Re: [PATCH 05/12] vmscan: kill prev_priority completely

From: Rik van Riel
Date: Wed Jun 16 2010 - 19:46:56 EST


On 06/16/2010 07:37 PM, Andrew Morton wrote:

This would have been badder in earlier days when we were using the
scanning priority to decide when to start unmapping pte-mapped pages -
page reclaim would have been recirculating large blobs of mapped pages
around the LRU until the priority had built to the level where we
started to unmap them.

However that priority-based decision got removed and right now I don't
recall what it got replaced with. Aren't we now unmapping pages way
too early and suffering an increased major&minor fault rate? Worried.

We keep a different set of statistics to decide whether to
reclaim only page cache pages, or both page cache and
anonymous pages. The function get_scan_ratio parses those
statistics.

So. What's up with that? I don't even remember _why_ we disable
the swap token once the scanning priority gets severe and the code
comments there are risible. And why do we wait until priority==0
rather than priority==1?

The reason is that we never page out the pages belonging to the
process owning the swap token (with the exception of that process
evicting its own pages).

If that process has a really large RSS in the current zone, and
we are having problems freeing pages, it may be beneficial to
also evict pages from that process.

Now that the LRU lists are split out into file backed and swap
backed, it may be a lot easier to find pages to evict. That
may mean we could notice we're getting into trouble at much
higher priority levels and disable the swap token at a higher
priority level.

I do not believe prev_priority will be very useful here, since
we'd like to start out with small scans whenever possible.

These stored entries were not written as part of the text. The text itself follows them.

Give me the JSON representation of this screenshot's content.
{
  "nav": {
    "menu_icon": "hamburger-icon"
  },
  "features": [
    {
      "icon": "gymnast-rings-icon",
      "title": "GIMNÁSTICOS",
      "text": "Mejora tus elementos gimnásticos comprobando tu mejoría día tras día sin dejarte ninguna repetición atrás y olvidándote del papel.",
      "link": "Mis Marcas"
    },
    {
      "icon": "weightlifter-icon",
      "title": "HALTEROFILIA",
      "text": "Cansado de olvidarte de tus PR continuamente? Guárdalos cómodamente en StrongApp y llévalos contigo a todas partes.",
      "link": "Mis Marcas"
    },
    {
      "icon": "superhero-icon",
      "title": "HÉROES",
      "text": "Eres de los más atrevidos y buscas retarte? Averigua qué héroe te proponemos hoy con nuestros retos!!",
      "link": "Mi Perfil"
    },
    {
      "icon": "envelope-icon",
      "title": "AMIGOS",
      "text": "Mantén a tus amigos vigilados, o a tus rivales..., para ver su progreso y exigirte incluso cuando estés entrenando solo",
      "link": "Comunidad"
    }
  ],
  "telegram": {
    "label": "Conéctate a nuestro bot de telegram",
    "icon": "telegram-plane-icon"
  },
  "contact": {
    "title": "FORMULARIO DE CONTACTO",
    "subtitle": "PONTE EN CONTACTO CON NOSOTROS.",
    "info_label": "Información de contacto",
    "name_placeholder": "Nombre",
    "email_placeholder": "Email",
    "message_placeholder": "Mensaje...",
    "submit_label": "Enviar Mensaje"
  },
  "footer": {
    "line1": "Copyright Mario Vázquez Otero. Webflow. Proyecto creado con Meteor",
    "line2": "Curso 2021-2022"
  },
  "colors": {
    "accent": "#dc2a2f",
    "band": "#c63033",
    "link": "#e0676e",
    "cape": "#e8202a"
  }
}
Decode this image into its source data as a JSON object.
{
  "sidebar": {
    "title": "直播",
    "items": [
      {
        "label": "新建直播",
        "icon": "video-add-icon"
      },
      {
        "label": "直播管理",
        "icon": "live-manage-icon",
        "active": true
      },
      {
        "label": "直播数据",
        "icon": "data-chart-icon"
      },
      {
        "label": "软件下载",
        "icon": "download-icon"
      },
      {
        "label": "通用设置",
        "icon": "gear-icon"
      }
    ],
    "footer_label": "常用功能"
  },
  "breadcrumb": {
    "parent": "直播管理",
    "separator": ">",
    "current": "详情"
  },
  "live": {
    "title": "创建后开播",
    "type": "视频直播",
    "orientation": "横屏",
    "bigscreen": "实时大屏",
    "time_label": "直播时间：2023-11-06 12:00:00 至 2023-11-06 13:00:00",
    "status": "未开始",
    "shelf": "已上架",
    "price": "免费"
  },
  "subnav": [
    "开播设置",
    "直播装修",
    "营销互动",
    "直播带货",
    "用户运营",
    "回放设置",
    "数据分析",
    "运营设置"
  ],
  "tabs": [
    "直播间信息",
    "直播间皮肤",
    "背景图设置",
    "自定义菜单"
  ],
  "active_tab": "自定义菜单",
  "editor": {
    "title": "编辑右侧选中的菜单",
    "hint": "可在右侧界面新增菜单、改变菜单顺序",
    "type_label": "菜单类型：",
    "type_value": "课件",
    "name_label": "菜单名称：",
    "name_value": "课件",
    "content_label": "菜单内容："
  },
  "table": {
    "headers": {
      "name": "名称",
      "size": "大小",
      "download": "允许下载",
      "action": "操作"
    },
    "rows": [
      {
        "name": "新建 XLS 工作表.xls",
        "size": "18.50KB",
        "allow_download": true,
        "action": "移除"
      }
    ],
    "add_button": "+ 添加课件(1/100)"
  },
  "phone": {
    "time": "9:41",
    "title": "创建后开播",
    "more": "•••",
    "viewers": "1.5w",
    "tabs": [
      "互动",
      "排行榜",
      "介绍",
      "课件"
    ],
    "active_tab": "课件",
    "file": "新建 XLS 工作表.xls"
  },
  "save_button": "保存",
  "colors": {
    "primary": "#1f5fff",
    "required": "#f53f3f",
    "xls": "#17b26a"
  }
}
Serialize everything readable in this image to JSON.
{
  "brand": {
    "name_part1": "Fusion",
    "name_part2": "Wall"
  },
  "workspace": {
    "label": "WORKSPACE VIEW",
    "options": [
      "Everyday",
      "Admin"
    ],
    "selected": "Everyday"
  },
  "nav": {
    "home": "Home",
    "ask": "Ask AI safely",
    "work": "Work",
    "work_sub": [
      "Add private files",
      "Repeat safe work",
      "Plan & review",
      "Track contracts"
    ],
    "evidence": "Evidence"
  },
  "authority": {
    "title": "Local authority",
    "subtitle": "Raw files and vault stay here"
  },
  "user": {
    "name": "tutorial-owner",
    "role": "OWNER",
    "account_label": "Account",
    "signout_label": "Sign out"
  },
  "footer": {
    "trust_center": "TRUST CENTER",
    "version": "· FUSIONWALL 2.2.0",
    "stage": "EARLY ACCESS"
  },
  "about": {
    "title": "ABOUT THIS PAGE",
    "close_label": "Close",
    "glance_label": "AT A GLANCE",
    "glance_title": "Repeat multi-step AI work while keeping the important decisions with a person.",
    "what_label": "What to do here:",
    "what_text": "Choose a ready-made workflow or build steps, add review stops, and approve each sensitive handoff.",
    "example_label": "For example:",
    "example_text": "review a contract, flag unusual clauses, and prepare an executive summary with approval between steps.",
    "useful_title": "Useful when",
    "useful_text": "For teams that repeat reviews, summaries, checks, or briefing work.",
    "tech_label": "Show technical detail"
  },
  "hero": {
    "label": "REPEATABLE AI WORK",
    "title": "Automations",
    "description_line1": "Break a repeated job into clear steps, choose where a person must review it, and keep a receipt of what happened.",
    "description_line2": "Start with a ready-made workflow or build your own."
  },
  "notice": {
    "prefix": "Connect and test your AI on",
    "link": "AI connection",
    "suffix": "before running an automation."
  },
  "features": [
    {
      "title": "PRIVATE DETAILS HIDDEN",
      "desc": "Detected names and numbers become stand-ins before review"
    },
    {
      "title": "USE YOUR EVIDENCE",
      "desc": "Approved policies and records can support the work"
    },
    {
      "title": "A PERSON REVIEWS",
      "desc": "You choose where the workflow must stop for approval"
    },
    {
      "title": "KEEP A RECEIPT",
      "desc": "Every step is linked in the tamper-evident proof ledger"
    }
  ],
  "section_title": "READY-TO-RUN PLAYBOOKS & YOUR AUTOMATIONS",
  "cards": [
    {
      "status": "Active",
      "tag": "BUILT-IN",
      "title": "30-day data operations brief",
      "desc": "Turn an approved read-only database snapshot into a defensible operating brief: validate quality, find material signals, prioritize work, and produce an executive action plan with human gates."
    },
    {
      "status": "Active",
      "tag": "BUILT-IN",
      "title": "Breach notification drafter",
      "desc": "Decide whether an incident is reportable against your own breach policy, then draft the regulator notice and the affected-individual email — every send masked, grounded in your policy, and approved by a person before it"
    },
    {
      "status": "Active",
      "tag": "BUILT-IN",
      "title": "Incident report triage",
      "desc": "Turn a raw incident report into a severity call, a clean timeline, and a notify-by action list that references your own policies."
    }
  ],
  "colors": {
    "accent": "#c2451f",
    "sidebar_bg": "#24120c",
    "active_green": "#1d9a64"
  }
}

- Busted prev_priority means that lumpy reclaim will act oddly.
Every time someone goes into do some recalim, they'll start out not
doing lumpy reclaim. Then, after a while, they'll get a clue and
will start doing the lumpy thing. Then they return from reclaim and
the next recalim caller will again forget that he should have done
lumpy reclaim.

How common are lumpy reclaims, anyway?

Isn't it more likely that in-between every two higher-order
reclaims, a number of order zero reclaims will be happening?

In that case, the prev_priority logic may have introduced the
kind of behavioural bug you describe above...

And one has to wonder: if we're making these incorrect decisions based
upon a bogus view of the current scanning difficulty, why are these
various priority-based thresholding heuristics even in there? Are they
doing anything useful?

The prev_priority code was useful when we had filesystem and
swap backed pages mixed on the same LRU list.

I am not convinced it still has any use.